I pulled back on the steering controls, which was essentially a tube of metal with a v-shaped head on it. My action caused the craft to buck upward, and we rose rapidly into the air.

The dino’s first shot burned the air under us. We saw the blinding glare of colored plasma, like a flame-thrower, gush past below. Not satisfied with a miss, he levered it upward to track us. I thought I knew how a bug felt when a spray of deadly gas came out of a gardener’s can.

I heaved to the right, away from the plasma. This threw us into a corkscrew spin. We went over the walls and crashed on a roof inside the compound.

Carlos rolled out on top of me. I thought my leg was broken for a few seconds, but I forced it to work and the pain subsided. I rolled Carlos off me and got out my weapon. I expected at any instant the saurian that had spotted us was going to burn us both to ash.

The next gush of energy roared over our heads, however. I realized that the roof we were on was higher than the wall that ringed the compound. He couldn’t hit us from his position. We were safe for the moment.

I groaned and struggled to get back into the game.

“My ribs are broken,” Carlos said, wheezing.

“Get up anyway.”

On our hands and knees, we crept to the edge of the roof.

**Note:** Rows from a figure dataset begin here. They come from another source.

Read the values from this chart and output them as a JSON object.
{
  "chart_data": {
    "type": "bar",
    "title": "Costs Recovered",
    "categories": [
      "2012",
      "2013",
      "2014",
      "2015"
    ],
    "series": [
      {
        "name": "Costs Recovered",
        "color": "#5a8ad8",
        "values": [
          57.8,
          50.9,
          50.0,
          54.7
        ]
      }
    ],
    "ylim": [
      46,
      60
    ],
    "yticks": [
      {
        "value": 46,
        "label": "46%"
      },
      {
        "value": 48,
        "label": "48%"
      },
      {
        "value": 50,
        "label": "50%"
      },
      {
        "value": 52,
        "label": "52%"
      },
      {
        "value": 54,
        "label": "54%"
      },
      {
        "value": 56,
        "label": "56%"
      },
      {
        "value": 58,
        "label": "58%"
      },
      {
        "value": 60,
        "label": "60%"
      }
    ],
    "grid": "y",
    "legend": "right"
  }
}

I couldn’t believe it—but we’d made it inside the compound.

-19-

 

The first thing we did was try to find a way down into the building. I figured if we could get inside, we’d be safe, because the building was full of Nairb. As non-combatant aliens, no one was allowed to fight in their presence and risk injuring them—that was against Galactic Law.

Unfortunately, we ran into a problem immediately: there was no way into the building from the roof.

“Any human would have put at least a hatch on this roof!” complained Carlos.

I had to agree with him. I’d had more than my fill of cultural differences for the day.

“We have to find a way down or we’ll be pinned up here, and they’ll come kill us eventually.”

In the end, it took some risky behavior to find the way down. Instead of ladders, or internal stairways, the saurians had built an external set of steep stairs that went down one side of the structure. The stairs were exposed and there wasn’t even a guardrail.

Carlos and I looked at one another. I knew what we were both thinking: did we run down those stairs, risking annihilation, or did we lay on the rooftop and hope our side won the battle?

“I guess we have to do what we can sniping from up here,” Carlos said.

I shook my head. “Sniping isn’t enough. We can’t get through their armor without focused fire.”

“What do you suggest?” he asked suspiciously.